Other types of records can be retrieved just as easily.
You can return all records with the "-a" flag. I will not post the output of this command, because it can be quite long:
host -a google.com
If you need additional information about the host, you can turn on verbose output with the "-v" flag:
host -v google.com
This will provide extended information.
Using Other Tools to Query DNS Information
Ping
A simple way to check if your domain name is resolving correctly is "ping".
It's usage is incredibly simple:
ping your_domain_name.com
PING your_domain_name.com (192.241.160.34) 56(84) bytes of data. 64 bytes from 192.241.160.34: icmp_req=1 ttl=64 time=0.026 ms 64 bytes from 192.241.160.34: icmp_req=2 ttl=64 time=0.038 ms 64 bytes from 192.241.160.34: icmp_req=3 ttl=64 time=0.037 ms . . .
This will continue to output information until you type "CTRL-C".
You can also tell the software to ping only a certain number of times. This will ping 3 times:
ping -c 3 your_domain_name.com
PING your_domain_name.com (192.241.160.34) 56(84) bytes of data. 64 bytes from 192.241.160.34: icmp_req=1 ttl=64 time=0.027 ms 64 bytes from 192.241.160.34: icmp_req=2 ttl=64 time=0.059 ms 64 bytes from 192.241.160.34: icmp_req=3 ttl=64 time=0.042 ms --- your_domain_name.com ping statistics --- 3 packets transmitted, 3 received, 0% packet loss, time 2002ms rtt min/avg/max/mdev = 0.027/0.042/0.059/0.015 ms
This command can be used to simply check that the domain name resolves to the IP address that you assigned.
Whois
The whois protocol returns information about registered domain names, including the name servers they are configured to work with.

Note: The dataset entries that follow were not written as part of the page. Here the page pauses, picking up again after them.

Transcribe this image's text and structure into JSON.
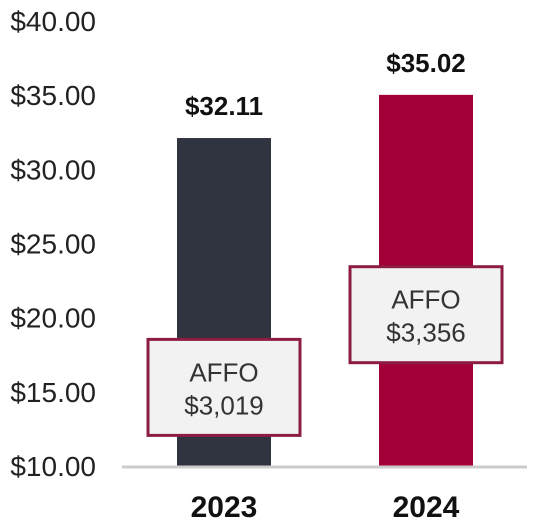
{
  "chart_data": {
    "type": "bar",
    "categories": [
      "2023",
      "2024"
    ],
    "values": [
      32.11,
      35.02
    ],
    "value_labels": [
      "$32.11",
      "$35.02"
    ],
    "ylim": [
      10,
      40
    ],
    "yticks": [
      "$10.00",
      "$15.00",
      "$20.00",
      "$25.00",
      "$30.00",
      "$35.00",
      "$40.00"
    ],
    "colors": [
      "#2f3440",
      "#a3003a"
    ],
    "annotations": [
      {
        "line1": "AFFO",
        "line2": "$3,019",
        "y_center": 15.3
      },
      {
        "line1": "AFFO",
        "line2": "$3,356",
        "y_center": 20.2
      }
    ],
    "annotation_border_color": "#8c1c44",
    "annotation_fill_color": "#f2f2f2",
    "axis_color": "#cccccc",
    "grid": false
  }
}
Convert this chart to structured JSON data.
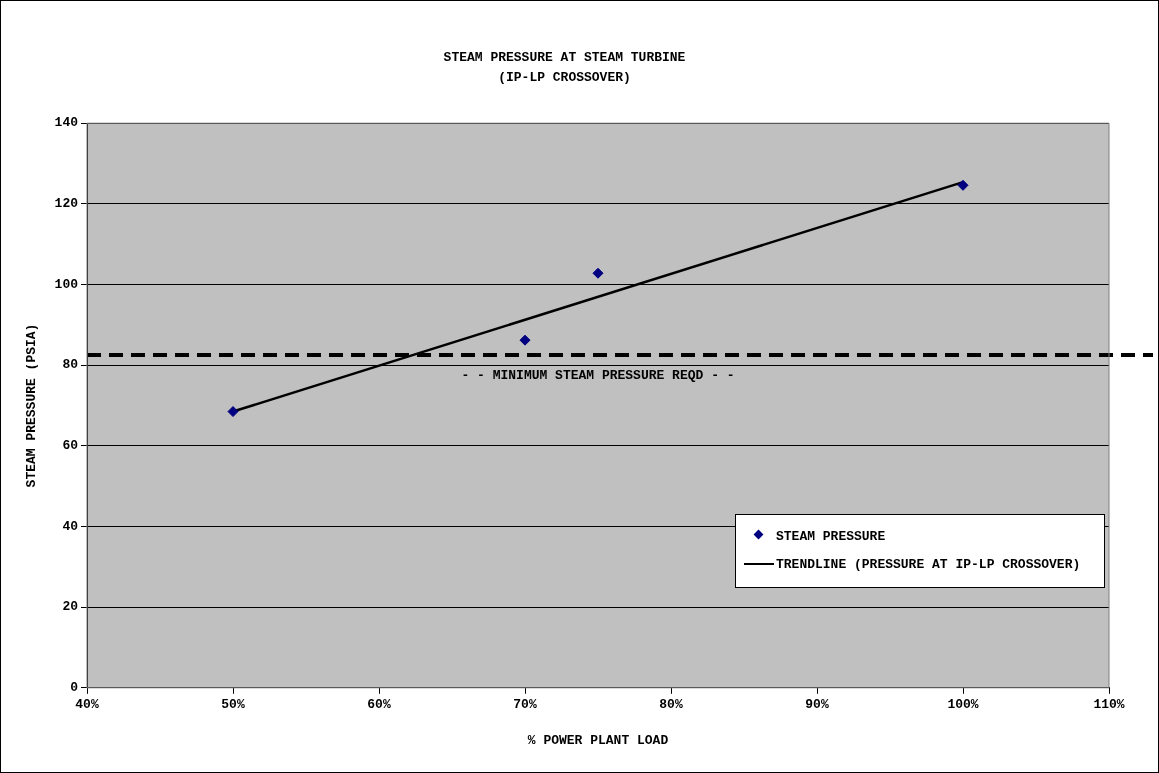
{
  "chart_data": {
    "type": "scatter",
    "title": "STEAM PRESSURE AT STEAM TURBINE",
    "subtitle": "(IP-LP CROSSOVER)",
    "xlabel": "% POWER PLANT LOAD",
    "ylabel": "STEAM PRESSURE (PSIA)",
    "x": [
      50,
      70,
      75,
      100
    ],
    "series": [
      {
        "name": "STEAM PRESSURE",
        "type": "scatter",
        "color": "#000080",
        "marker": "diamond",
        "values": [
          68.5,
          86.2,
          102.8,
          124.6
        ]
      },
      {
        "name": "TRENDLINE (PRESSURE AT IP-LP CROSSOVER)",
        "type": "line",
        "color": "#000000",
        "marker": "none",
        "line_style": "solid",
        "x": [
          50,
          100
        ],
        "values": [
          68.5,
          125.4
        ]
      }
    ],
    "xlim": [
      40,
      110
    ],
    "xticks": [
      {
        "value": 40,
        "label": "40%"
      },
      {
        "value": 50,
        "label": "50%"
      },
      {
        "value": 60,
        "label": "60%"
      },
      {
        "value": 70,
        "label": "70%"
      },
      {
        "value": 80,
        "label": "80%"
      },
      {
        "value": 90,
        "label": "90%"
      },
      {
        "value": 100,
        "label": "100%"
      },
      {
        "value": 110,
        "label": "110%"
      }
    ],
    "ylim": [
      0,
      140
    ],
    "yticks": [
      0,
      20,
      40,
      60,
      80,
      100,
      120,
      140
    ],
    "ref_lines": [
      {
        "axis": "y",
        "value": 82.5,
        "label": "- - MINIMUM STEAM PRESSURE REQD - -",
        "color": "#000000",
        "line_style": "dashed"
      }
    ],
    "grid": "y",
    "legend": "bottom right"
  }
}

While most of the information concerns the registration of the domain, it can be helpful to see that the name servers are returned correctly.
Run the command like this:
whois your_domain_name.com
This will return a long list of information. The formatting will vary based on the whois server that contains the information.
Towards the bottom, you can usually see the domain servers that provide the domain forwarding to the correct IP addresses.
Conclusion
While dig, ping, and whois are all simple tools that perform basic checks on your domain names, they can be incredibly useful. When you are setting up your domain names, having a terminal open with dig handy can save you a lot of guesswork.